In this vein, we consider an abstraction to the problem of reaching consensus on sets and focus on distributed estimation of a logical function. This problem is solved by exploiting so–called logical consensus protocols, that are systems where agents of a communication network are able to exchange logical values representing their local estimate of a quantity of interest. Their realization builds upon known results on cellular automata and convergence of finite–state iteration maps. An ambitious ob jective in this context would be to develop a design technique for a logical consensus system that can be as systematic as it is for the well–known linear case.
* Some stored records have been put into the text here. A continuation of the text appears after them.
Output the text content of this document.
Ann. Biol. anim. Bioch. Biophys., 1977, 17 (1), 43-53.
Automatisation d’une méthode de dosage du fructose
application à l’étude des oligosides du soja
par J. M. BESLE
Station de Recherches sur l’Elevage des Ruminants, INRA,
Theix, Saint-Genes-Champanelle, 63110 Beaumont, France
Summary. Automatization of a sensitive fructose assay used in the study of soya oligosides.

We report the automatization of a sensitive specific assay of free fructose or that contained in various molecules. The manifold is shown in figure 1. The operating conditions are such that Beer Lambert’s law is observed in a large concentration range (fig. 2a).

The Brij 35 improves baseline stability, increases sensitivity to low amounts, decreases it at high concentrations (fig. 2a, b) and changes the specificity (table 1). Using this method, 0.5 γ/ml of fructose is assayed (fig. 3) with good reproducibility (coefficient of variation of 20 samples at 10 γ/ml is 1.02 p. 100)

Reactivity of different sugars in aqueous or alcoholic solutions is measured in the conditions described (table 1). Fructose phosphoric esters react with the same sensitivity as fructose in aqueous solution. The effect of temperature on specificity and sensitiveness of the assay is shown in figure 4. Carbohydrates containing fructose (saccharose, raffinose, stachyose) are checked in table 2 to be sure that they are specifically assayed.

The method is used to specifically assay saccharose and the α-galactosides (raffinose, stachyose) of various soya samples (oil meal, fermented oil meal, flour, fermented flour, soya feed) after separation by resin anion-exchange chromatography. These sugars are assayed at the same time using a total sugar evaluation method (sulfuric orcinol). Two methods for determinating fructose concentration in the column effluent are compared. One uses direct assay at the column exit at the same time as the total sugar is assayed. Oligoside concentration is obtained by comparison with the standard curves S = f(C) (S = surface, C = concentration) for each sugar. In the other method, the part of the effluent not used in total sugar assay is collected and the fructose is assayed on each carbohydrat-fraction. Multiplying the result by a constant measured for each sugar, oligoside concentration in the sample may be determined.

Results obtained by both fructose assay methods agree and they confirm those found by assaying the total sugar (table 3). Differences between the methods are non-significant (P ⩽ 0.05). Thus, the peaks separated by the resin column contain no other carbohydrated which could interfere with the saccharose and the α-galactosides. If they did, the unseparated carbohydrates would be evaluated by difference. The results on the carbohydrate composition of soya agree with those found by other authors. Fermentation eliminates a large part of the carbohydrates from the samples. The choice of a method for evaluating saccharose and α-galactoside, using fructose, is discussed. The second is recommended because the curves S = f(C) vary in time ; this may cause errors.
In this work, we provide algorithms to generate optimal and robust logical consensus systems, under suitable joint conditions on the visibility of agents and their communication capability. Application of these results in the original context of the IDS endows the local monitors with the capability to tolerate incorrect information, injected by a potential intruder that may falsely report its own position, invent a non–existing neighbor, omit an existing one, or pretend that it is elsewhere with the aim of impairing safety or causing denial of service.

The final main contribution of the work is a unified framework for achieving consensus on sets as well as on logical functions. Both classes of problems involve indeed types of data and operations that are instances of Boolean algebras. The framework can build upon general Boolean dynamic system theory and allows us to uniformly address both cases. Finally, as it is shown in the very last chapter, the framework is suitable for addressing other distributed estimation problems, such as clock synchronization in wireless sensor networks.